Phenotype and sample information.

Background Previous studies have demonstrated the genetic basis of stroke and also revealed their genetic correlation with some cardiovascular related diseases or traits at the entire genome, which, however, would not give the answer which regions may mainly account for the genetic overlap. This study aims to identify specific genetic loci that contribute to the shared genetic basis between ischemic stroke subtypes and common cardiovascular traits. Methods We used Local Analysis of [co]Variant Annotation (LAVA), a recent developed local genetic correlation method, to perform a system local genetic correlation analysis on GWAS summary data of two major subtypes of stroke, including any ischemic stroke (AIS) and intracerebral hemorrhage (ICH), and ten common cardiovascular related diseases or traits (CRTs). We further used colocalization analysis to explore potential shared causal genes in loci with significant local genetic correlation. In addition, we also performed Transcriptome-wide association (TWAS) analysis and fine-mapping for each phenotype to functionally annotate significant loci.
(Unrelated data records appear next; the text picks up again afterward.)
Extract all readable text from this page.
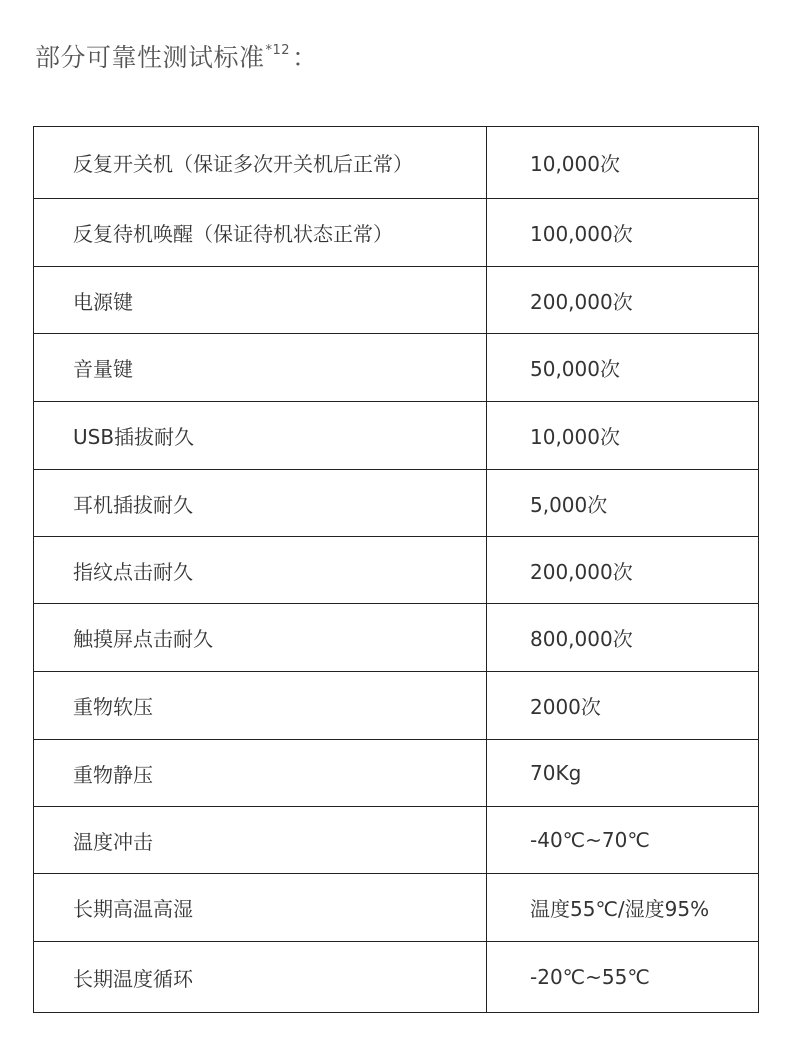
部分可靠性测试标准$^{*12}$：
反复开关机（保证多次开关机后正常）	10,000次
反复待机唤醒（保证待机状态正常）	100,000次
电源键	200,000次
音量键	50,000次
USB插拔耐久	10,000次
耳机插拔耐久	5,000次
指纹点击耐久	200,000次
触摸屏点击耐久	800,000次
重物软压	2000次
重物静压	70Kg
温度冲击	-40℃~70℃
长期高温高湿	温度55℃/湿度95%
长期温度循环	-20℃~55℃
Results LAVA analysis identified a total of 3 significant local genetic correlations (Bonferroni-adjusted P <  0.05) across 3 chromosomes between AIS and systolic blood pressure (SBP), AIS and hypertension (HT), and ICH and body mass index (BMI), among which locus 7.24 explicated to harbor a shared causal variant for AIS and SBP. TWIST1 in locus 7.24 was defined to be nominally associated with SBP, but not for AIS. Fine-mapping analysis also only identified TWIST1 a credible causal gene for BMI. Conclusions Our study revealed the local genetic correlations between two stroke subtypes and ten common CRTs. Gene-level analyses indicated that biological explanations underlying these identified local genetic correlations may existed elsewhere beyond a common pattern of genetic-gene expression regulation.